Mi padre tuvo que comprar una casa. La eligió extramuros, expuesta hacia el norte y espaciosa, pues pensaba casarse de nuevo y preveía que quizás yo tampoco tardaría en fundar una familia. Natanael le abrió un crédito sobre su tesoro personal, arreglo que nos permitiría conservar nuestra reserva en piedras preciosas. Durante todo aquel invierno, el juez Maimónides se desplegó en actividades de jefe de obras, dirigió a albañiles y yeseros, hizo construir una alberca, ordenó plantar hibiscos y buganvillas y comenzó a buscar una sirvienta. Natanael le propuso para que ocupara un puesto en el Consejo. Pacientemente, desplazándose de prisa con aquellos pasitos suyos tan cortos, firme, de una pieza, a su manera, sin un solo pensamiento dudoso ni un instante de debilidad, tras quince años de aventuradas peregrinaciones llenas de peligros, fatigas y sinsabores, mi padre asentaba de nuevo junto a la orilla del Nilo nuestra porción de talud del Guadalquivir. ¿Andalucía en Egipto? ¿Córdoba en Fostat?
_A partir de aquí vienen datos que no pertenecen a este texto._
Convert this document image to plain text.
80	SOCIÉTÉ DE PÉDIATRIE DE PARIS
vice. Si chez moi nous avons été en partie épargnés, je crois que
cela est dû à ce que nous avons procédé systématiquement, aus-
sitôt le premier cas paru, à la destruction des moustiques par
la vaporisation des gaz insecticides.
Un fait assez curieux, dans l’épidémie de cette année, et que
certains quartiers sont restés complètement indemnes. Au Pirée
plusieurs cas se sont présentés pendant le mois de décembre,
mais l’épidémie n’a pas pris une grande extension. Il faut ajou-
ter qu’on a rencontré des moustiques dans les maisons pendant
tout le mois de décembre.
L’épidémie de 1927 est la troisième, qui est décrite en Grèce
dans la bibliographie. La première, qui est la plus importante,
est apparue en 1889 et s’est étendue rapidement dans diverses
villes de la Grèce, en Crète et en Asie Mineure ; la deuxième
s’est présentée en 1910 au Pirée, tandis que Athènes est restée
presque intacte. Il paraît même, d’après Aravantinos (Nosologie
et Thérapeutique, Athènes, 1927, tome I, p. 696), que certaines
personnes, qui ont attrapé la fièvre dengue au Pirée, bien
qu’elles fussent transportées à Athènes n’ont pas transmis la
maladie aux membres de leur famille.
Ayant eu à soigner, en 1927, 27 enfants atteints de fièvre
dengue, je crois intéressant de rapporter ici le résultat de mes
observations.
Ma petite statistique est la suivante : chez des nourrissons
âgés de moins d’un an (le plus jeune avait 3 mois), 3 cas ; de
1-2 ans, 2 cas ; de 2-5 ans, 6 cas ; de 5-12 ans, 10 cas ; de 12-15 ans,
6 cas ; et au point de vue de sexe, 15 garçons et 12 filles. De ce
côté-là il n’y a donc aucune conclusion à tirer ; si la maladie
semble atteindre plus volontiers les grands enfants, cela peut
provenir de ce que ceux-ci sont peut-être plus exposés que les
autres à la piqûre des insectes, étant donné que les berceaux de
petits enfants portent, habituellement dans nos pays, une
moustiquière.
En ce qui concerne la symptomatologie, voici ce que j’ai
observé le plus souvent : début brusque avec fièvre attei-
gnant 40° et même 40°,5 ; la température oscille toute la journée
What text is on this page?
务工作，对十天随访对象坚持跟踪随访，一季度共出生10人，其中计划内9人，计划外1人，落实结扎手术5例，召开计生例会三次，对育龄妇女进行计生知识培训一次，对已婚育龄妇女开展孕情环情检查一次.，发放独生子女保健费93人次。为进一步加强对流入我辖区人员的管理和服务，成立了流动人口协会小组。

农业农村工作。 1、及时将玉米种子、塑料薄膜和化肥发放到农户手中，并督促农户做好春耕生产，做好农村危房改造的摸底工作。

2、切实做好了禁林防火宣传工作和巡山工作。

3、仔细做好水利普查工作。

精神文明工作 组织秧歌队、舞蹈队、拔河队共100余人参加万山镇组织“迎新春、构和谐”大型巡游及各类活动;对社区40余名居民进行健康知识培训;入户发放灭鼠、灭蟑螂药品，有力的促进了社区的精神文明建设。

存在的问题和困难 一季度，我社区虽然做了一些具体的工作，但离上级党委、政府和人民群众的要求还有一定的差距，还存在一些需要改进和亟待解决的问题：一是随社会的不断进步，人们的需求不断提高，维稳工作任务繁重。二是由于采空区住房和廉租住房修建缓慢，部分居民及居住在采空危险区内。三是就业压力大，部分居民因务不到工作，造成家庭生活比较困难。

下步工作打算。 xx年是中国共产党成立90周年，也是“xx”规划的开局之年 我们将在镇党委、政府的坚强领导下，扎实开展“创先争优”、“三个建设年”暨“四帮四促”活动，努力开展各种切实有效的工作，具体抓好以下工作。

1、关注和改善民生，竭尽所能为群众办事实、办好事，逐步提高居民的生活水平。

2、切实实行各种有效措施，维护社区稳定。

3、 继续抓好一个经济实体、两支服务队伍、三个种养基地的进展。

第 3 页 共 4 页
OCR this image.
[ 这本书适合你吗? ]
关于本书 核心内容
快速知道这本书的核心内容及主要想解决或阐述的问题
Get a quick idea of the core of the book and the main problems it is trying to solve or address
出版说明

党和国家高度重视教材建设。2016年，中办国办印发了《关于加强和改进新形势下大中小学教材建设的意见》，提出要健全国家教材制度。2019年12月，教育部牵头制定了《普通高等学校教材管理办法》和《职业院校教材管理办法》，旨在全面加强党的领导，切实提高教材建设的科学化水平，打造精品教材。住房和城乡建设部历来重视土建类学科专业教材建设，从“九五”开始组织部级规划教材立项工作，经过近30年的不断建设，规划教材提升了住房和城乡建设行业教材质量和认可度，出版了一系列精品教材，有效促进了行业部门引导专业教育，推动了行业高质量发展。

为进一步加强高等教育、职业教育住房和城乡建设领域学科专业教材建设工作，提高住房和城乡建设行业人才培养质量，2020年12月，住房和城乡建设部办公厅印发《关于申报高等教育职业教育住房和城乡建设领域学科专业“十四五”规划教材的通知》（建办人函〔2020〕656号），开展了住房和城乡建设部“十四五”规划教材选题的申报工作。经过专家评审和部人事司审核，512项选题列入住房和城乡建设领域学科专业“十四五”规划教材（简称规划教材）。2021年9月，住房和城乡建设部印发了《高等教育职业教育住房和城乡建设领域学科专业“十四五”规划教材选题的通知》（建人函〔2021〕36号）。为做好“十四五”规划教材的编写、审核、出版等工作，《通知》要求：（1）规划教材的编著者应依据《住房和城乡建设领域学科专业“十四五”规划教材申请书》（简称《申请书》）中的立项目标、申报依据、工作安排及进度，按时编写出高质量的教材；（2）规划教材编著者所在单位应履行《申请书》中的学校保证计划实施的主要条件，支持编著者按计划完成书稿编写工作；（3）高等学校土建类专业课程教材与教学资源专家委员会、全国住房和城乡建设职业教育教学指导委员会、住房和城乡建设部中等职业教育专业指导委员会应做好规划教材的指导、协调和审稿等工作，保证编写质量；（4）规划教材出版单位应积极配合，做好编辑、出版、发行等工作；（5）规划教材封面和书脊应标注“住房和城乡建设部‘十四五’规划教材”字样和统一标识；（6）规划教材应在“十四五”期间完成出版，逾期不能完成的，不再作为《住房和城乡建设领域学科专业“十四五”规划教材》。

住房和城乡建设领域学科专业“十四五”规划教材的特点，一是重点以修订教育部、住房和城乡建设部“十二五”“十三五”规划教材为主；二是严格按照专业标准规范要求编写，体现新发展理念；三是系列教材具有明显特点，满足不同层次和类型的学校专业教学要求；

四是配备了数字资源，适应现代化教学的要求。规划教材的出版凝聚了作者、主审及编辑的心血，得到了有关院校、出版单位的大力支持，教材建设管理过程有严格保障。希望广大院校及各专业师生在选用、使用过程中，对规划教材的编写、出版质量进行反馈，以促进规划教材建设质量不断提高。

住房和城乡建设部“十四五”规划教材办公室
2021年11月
No había que engañarse: éramos como esos abejorros que transportan el polen de las flores ya marchitas desde hace tiempo.

Aquella noche mi padre tenía un aspecto especialmente jovial. El último destajista acababa de marcharse de nuestra casa. El mobiliario y los objetos de uso se hallaban en su sitio, el agua chapaleaba en la alberca. Tamar, la sirvienta, se dedicaba a sus asuntos. Cuando nos levantamos de la mesa y antes de encerrarse en su despacho para trabajar, se deslizó hacia mí, hacia mí porque yo era el primogénito, y con una voz enternecida por la emoción me dijo: ¿Te das cuenta, hijo mío? A pesar de todo lo hemos conseguido.

A la mañana siguiente estaba muerto.